Die Koalition steht“, kommentieren am Freitag in der Stadtverordnetenversammlung Vertreter von Grünen und DL/FW-UDS süffisant das Abstimmungsergebnis. Denn CDU, WIR-BfD und SPD, deren Koalition vergangenen März zerbrach, stimmten gemeinsam für den vorgelegten Haushaltsplan. Die übrigen Parteien stimmten dagegen, die FDP enthielt sich. Der parteilose Artus Rosenbusch hatte nach den Änderungsanträgen die Sitzung zuvor verlassen.

Obwohl erstmals seit 2003 der Haushalt wieder ausgeglichen ist, wollte so recht keine Jubelstimmung aufkommen. Zwar lobte Roland Buchmüller (WIR-BfD) Bürgermeister Jürgen Rogg (parteilos), sprach gar von einem „Hochdruckgebiet Jürgen“ über der Stadt, mahnte aber auch, dass durch eine Verschlechterung der allgemeinen Wirtschaftslage der Haushalt der kommenden Jahre wieder problematisch werden könne.

„Das Damoklesschwert Grundsteuererhöhung, um den Haushalt auszugleichen, schwebt noch über uns“, befand auch Andrea Wacker-Hempel (Grüne).
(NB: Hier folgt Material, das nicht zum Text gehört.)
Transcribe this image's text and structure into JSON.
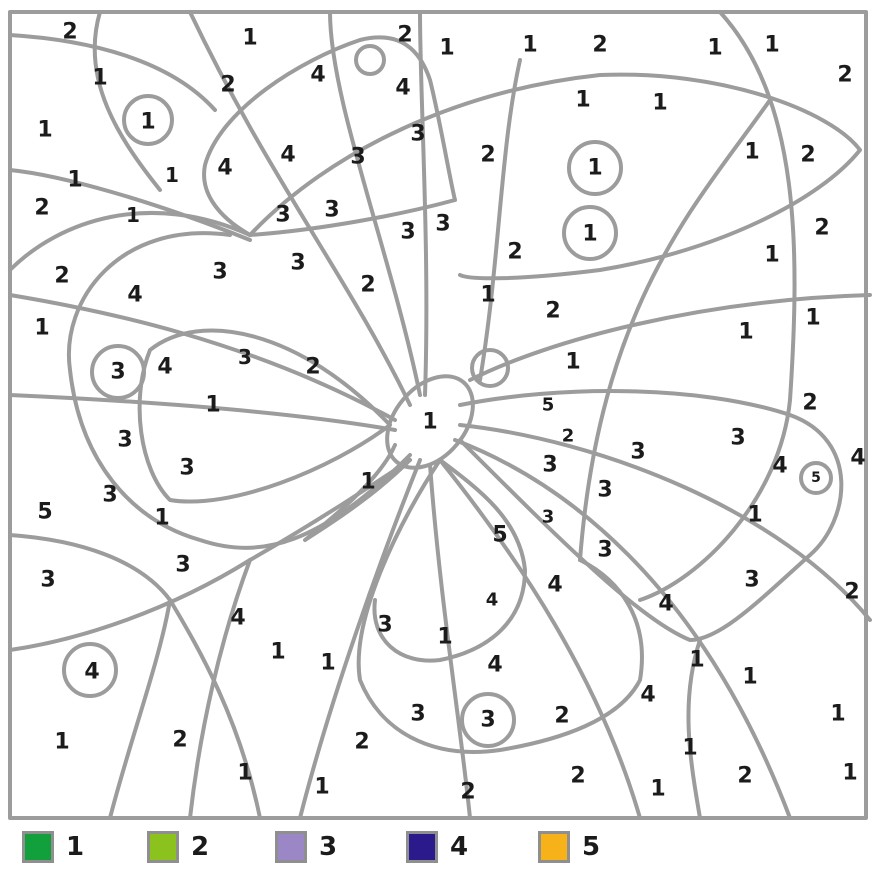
{
  "title": "",
  "legend": [
    {
      "number": "1",
      "color": "#12a03c"
    },
    {
      "number": "2",
      "color": "#8cc21e"
    },
    {
      "number": "3",
      "color": "#9b87c6"
    },
    {
      "number": "4",
      "color": "#2a1a8c"
    },
    {
      "number": "5",
      "color": "#f7b21a"
    }
  ],
  "region_numbers": [
    "2",
    "1",
    "2",
    "1",
    "2",
    "1",
    "1",
    "2",
    "2",
    "1",
    "2",
    "4",
    "4",
    "1",
    "1",
    "1",
    "1",
    "2",
    "1",
    "1",
    "4",
    "4",
    "3",
    "3",
    "2",
    "1",
    "1",
    "2",
    "1",
    "1",
    "3",
    "3",
    "3",
    "3",
    "1",
    "1",
    "2",
    "2",
    "1",
    "4",
    "3",
    "3",
    "2",
    "1",
    "2",
    "1",
    "1",
    "2",
    "4",
    "3",
    "2",
    "1",
    "1",
    "2",
    "4",
    "3",
    "3",
    "5",
    "1",
    "5",
    "3",
    "2",
    "3",
    "3",
    "3",
    "4",
    "5",
    "2",
    "4",
    "3",
    "3",
    "3",
    "5",
    "1",
    "1",
    "3",
    "3",
    "4",
    "1",
    "3",
    "3",
    "1",
    "4",
    "4",
    "4",
    "3",
    "4",
    "2",
    "1",
    "4",
    "3",
    "3",
    "2",
    "1",
    "4",
    "4",
    "2",
    "1",
    "1",
    "1",
    "2",
    "1",
    "2",
    "2",
    "1",
    "2",
    "1",
    "1",
    "2",
    "1",
    "1",
    "2",
    "2",
    "2",
    "2",
    "2"
  ]
}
Lange sah es im vergangenen Jahr nämlich so aus, als müsste Dietzenbach die Grundsteuer B anheben, nur dank hoher Einnahmen und einer Zahlung aus dem Landesausgleichsstock konnte dies vermieden werden. FDP und DL/FW-UDS warnten, dass die Einnahmen zu großzügig geschätzt würden, die CDU monierte, dass immer noch mehr Geld ausgegeben als eingenommen würde.

Dank der Entspannungen bei der Flüchtlingslage könnten 33 000 Euro, die ursprünglich dafür vorgesehen waren, für anderes genutzt werden, empfahl die SPD, die mit dem Geld ihre Vorschläge gegenfinanzieren wollte. Dass dann zwischen den ehemaligen Koalitionspartnern noch einige Rechnungen offen waren, zeigte sich aber bei der Abstimmung: Während die Kürzung bei der Projektstelle Flüchtlinge einstimmig angenommen wurde, ging der SPD-Vorschlag zur Aufstockung der Zuweisungen für die Volkshochschule um 8000 Euro nur deshalb durch, da sich die AfD enthielt. CDU, WIR-BfD und Artus Rosenbusch hatten dagegen gestimmt.
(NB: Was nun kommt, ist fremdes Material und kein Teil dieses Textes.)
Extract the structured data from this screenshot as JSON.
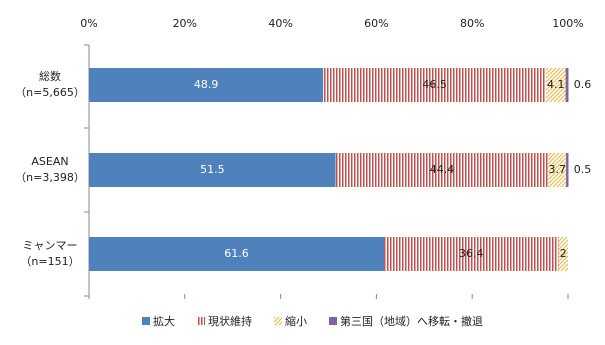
{
  "chart_data": {
    "type": "stacked-bar-horizontal",
    "categories": [
      "総数",
      "ASEAN",
      "ミャンマー"
    ],
    "category_notes": [
      "（n=5,665）",
      "（n=3,398）",
      "（n=151）"
    ],
    "series": [
      {
        "name": "拡大",
        "color": "#4f81bd",
        "values": [
          48.9,
          51.5,
          61.6
        ]
      },
      {
        "name": "現状維持",
        "color": "#c0504d",
        "values": [
          46.5,
          44.4,
          36.4
        ]
      },
      {
        "name": "縮小",
        "color": "#e6b83c",
        "values": [
          4.1,
          3.7,
          2.0
        ]
      },
      {
        "name": "第三国（地域）へ移転・撤退",
        "color": "#8064a2",
        "values": [
          0.6,
          0.5,
          null
        ]
      }
    ],
    "xlim": [
      0,
      100
    ],
    "xticks": [
      {
        "value": 0,
        "label": "0%"
      },
      {
        "value": 20,
        "label": "20%"
      },
      {
        "value": 40,
        "label": "40%"
      },
      {
        "value": 60,
        "label": "60%"
      },
      {
        "value": 80,
        "label": "80%"
      },
      {
        "value": 100,
        "label": "100%"
      }
    ]
  }
}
Kein Geld für Kita-Projekte

Das Herzstück der SPD-Vorschläge aber, 25 000 Euro für Projekte an Kitas und Schulen, fiel durch, da nicht nur die ehemaligen Koalitionspartner, sondern auch AfD und Artus Rosenbusch dagegen stimmten. „Unser Antrag ist durchgefallen, war danach aus den Reihen der SPD zu hören.
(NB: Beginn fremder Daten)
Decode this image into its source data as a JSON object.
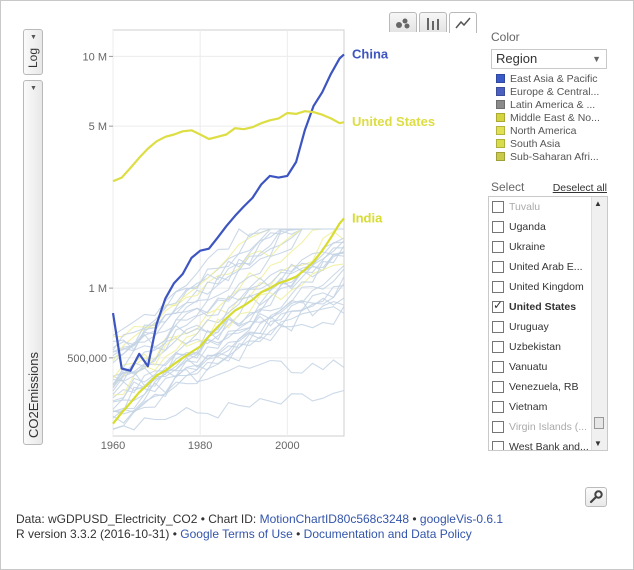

Ablehnung erfuhr auch der Antrag der Grünen, statt selbst Lkw-Parkplatz im Gewerbegebiet zu errichten, für 200 000 Euro eine interkommunale Lösung zu suchen. Die Stadt hatte 600 000 Euro im Haushalt eingestellt, um im Gewerbegebiet den Parkdruck zu verringern: Immer wieder finden Lkw-Fahrer dort keinen Parkplatz und stellen ihre Fahrzeuge an anderen Orten in der Stadt ab. „Wenn wir für 23 Lkw einen Parkplatz bauen, spricht sich das auch in Heusenstamm herum“, sagt Wacker-Hempel, die fürchtet, dass noch mehr Laster ihren Weg in die Stadt finden. Über die Gewerbesteuereinnahmen der Unternehmen freue man sich, daher müsse man diesen die entsprechende Infrastruktur bieten, so die Argumentation der anderen Fraktionen. Die CDU brachte schließlich einen Kompromiss ein: Der Bau des Parkplatzes erhält einen Sperrvermerk, sodass im Lauf des Jahres noch einmal darüber entschieden werden kann.

Gestrichen wurde die Umgestaltung des Harmonieplatzes, mehrheitlich angenommen der Vorschlag, die Miete für den Kiosk im Hessentagspark neu zu verhandeln. Zur nächsten Sitzung kündigte die CDU an, einen Antrag zur Überprüfung aller Bagatellsteuern einbringen zu wollen. Wenn diese mehr kosten als sie einbringen, seien sie zu streichen.